Quedó tan avergonzada, que estuvo a punto
de darse la vuelta, sin más. Pero sus pies la llevaban forzadamente al andén
principal, con sus solemnes mausoleos y los cipreses, que cimbreaban sus ápices
en gesto de saludo. Todavía iba pensando qué habría sido de los dineros y en el
ridículo que iba a hacer ante Pablo, ella, su madre, la persona que tiene de
todo, como él contestaba a sus reproches por pedirle lo que debería poseer.
Pero también Livia podía darle réplica. Memorizaba la frase en el recordatorio
de su abuela Justa: Una lágrima se evapora; una flor se marchita; una
oración la recoge Dios. Eso, supuesto que... ¡Quita!, no nos metamos ahora
en honduras, y menos, en este recinto consagrado.
Por más que se tomara su tiempo, hubo de
llegar al fin junto a Pablo. ¡Oh sorpresa! Sobre la lápida, un hermoso ramo de
flores frescas, envueltas en papel de celofán y de seda, realzado con una ancha
cinta roja. ¿Pero quién? Sí, seguro que mi madre, que más de una vez viene por
aquí sin revelármelo. Mas, el lazo rojo, y esas gruesas y rotundas margaritas[3], con
detalle de pensamientos y dalias...
No quiso confesarse la revelación, pero la
taladró el recuerdo. Se sentó sobre la tumba, tomó el ramo entre sus brazos y
lloró, como no lo hacía desde haber quedado seca la fuente, al morir él. El
tiempo parecía haberse detenido en un globo de silencio, en el que solo cabían
los reflejos dorados del sol, las flores húmedas y su llanto dolorido. Habría
deseado que aquel magma de quietud se solidificara para siempre. La
desaparición del sol tras un ciprés la volvió a la realidad exterior. Colocó el
ramo en la lápida, acariciado por sus manos y por la brisa de la tarde. Pensó: Aquí
os quedáis, con mis lágrimas, meciendo mi congoja, como mi avatar.
Era tarde, pero no quería marchar sin visitar
a Elías. ¡Años que no lo hacía!

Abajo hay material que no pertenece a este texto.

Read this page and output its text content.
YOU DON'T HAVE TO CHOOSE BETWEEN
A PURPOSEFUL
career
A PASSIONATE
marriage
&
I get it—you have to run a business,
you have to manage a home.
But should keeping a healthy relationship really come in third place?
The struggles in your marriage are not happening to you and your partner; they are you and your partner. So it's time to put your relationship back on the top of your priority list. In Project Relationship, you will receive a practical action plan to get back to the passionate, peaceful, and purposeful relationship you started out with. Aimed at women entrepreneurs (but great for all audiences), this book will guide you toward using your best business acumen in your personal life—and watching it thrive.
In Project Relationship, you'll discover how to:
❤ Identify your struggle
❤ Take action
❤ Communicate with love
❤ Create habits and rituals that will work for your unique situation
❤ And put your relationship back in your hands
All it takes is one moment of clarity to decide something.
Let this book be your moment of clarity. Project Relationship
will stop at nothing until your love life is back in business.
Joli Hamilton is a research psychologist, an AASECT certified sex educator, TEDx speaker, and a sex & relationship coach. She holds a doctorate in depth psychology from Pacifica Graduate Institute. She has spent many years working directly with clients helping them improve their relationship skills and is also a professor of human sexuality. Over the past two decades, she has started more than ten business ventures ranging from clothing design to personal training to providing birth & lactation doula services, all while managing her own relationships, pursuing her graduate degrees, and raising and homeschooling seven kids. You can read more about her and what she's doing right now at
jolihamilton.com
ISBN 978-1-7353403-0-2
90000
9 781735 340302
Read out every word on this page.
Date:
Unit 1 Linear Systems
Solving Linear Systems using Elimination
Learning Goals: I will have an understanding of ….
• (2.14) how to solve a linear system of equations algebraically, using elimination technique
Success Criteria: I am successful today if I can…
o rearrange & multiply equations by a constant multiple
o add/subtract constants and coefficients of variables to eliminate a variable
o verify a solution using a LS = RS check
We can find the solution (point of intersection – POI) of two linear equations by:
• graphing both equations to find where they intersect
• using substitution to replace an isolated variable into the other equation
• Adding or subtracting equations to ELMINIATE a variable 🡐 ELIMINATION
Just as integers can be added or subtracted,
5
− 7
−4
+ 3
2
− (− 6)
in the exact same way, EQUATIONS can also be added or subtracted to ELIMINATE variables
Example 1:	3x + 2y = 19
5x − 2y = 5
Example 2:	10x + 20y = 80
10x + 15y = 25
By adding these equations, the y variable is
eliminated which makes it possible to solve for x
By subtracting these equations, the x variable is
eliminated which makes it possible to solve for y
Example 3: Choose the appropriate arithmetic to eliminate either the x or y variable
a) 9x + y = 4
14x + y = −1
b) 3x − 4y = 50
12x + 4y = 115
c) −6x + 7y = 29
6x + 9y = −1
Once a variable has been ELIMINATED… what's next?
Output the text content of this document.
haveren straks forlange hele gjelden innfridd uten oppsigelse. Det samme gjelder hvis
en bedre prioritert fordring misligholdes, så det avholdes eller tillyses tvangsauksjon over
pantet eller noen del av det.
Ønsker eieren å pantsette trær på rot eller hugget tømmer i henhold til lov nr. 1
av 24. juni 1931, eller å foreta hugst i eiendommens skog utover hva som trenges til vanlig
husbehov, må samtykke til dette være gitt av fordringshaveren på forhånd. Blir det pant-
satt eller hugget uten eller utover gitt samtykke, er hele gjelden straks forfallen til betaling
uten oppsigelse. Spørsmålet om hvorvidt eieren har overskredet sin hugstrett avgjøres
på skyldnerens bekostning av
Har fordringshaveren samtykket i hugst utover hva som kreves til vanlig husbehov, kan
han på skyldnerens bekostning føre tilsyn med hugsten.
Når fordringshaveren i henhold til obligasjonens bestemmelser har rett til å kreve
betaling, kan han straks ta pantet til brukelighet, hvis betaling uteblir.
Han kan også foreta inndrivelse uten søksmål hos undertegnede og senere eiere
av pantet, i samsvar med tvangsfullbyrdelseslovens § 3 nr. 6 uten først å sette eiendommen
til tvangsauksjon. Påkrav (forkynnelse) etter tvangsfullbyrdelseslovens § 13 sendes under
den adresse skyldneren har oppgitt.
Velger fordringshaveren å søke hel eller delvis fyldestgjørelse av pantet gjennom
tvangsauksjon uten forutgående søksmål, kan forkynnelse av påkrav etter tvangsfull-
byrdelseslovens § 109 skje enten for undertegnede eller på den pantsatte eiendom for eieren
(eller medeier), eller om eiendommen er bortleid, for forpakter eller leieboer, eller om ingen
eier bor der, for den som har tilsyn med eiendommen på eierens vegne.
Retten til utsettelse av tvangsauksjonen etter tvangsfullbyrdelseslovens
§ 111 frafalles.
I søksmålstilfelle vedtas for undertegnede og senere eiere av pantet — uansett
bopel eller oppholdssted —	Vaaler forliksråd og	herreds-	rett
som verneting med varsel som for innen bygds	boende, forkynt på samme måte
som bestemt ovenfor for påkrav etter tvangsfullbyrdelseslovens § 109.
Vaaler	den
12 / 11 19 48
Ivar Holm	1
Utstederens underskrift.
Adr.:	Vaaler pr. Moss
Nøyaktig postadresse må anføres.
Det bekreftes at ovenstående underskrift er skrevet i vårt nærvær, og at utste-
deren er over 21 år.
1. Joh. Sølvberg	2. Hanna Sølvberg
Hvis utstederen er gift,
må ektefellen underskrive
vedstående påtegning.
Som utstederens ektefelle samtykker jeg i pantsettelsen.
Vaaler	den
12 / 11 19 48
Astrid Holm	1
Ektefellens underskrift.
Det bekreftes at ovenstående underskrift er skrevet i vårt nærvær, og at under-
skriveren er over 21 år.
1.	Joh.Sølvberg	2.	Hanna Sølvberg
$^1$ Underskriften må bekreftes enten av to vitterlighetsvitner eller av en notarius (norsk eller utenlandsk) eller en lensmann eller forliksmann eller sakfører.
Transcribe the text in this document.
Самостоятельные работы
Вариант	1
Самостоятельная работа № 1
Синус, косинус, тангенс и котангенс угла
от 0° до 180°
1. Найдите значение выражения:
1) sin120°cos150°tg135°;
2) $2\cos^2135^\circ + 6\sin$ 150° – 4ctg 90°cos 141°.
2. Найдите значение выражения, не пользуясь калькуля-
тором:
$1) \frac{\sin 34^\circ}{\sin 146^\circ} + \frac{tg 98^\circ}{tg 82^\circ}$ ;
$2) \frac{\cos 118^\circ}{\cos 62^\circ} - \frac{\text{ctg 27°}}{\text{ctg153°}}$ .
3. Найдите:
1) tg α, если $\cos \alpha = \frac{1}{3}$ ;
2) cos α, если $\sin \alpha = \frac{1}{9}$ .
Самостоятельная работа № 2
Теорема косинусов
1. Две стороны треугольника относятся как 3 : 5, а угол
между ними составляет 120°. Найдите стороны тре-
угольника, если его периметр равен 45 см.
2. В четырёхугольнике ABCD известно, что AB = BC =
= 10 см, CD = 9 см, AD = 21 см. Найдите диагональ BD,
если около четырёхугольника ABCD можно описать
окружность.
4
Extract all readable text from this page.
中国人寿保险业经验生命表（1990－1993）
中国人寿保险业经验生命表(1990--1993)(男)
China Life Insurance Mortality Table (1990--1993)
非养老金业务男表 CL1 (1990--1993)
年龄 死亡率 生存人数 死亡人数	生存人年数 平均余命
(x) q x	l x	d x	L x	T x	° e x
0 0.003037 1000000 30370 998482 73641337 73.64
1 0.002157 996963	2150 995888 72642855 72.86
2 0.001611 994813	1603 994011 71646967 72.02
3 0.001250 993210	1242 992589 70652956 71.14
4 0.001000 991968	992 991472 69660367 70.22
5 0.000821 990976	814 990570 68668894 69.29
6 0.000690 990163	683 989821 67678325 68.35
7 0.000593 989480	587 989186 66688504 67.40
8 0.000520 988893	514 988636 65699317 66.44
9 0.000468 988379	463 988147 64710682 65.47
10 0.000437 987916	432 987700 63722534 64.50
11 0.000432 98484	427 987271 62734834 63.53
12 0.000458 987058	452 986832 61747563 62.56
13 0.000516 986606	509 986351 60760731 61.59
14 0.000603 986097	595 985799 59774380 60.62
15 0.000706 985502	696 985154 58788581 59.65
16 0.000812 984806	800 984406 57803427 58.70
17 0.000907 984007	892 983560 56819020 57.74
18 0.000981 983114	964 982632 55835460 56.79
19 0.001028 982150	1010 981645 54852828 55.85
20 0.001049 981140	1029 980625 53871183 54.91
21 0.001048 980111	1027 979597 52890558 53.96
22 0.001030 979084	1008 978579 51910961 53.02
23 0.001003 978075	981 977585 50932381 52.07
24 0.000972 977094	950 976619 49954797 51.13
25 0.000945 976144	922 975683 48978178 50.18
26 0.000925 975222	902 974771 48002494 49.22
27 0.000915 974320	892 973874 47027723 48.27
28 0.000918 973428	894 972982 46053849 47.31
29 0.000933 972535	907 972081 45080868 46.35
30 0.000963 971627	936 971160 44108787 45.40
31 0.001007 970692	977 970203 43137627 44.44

Tomó una margarita del ramo y, ligera, fue en
busca de su profesor, con el angelote de marras como faro de su periplo.
***
A la salida, entre la calígine del
atardecer, enceguecida por los rayos del sol poniente, le pareció ver una
silueta que, tras una fugaz sonrisa, le dio la espalda y se alejaba. Tuvo un
presentimiento:
-
¡Eugenio!
El bulto se detuvo un instante. Habría
dicho que le hacía ademán de adiós.
-
¡Señor Eugenio!
No hubo respuesta. Con todo, no pudo
menos, ya en voz baja, de decir –de decirse-:
-
Gracias por las flores.
Cuando llegó a casa, aún impresionada,
halló a su madre en la cocina. Casi sin querer, le vino a los labios:
-
Esta tarde he visto al señor Eugenio, el bedel del
Instituto.
La madre la miró de hito en hito:
-
¿No te habrás confundido? Eugenio murió hace mucho
tiempo, cuando andabas todavía por Canarias. Tu padre y yo fuimos al entierro,
porque ya era ordenanza del Instituto en
nuestros años escolares.
[1]
Alusión al verso Faded the flower and all its
budded charms, del
soneto LIX de John Keats (“The day is gone...!”).
[2] La
versión más conocida de la Llorona contiene la siguiente estrofa: No
sé qué tienen las flores, llorona, / las flores del camposanto / que, cuando
las mueve el viento, llorona, / parece que están llorando.
[3] En
realidad, esas margaritas gigantes son crisantemos (Chrysanthemum maximum).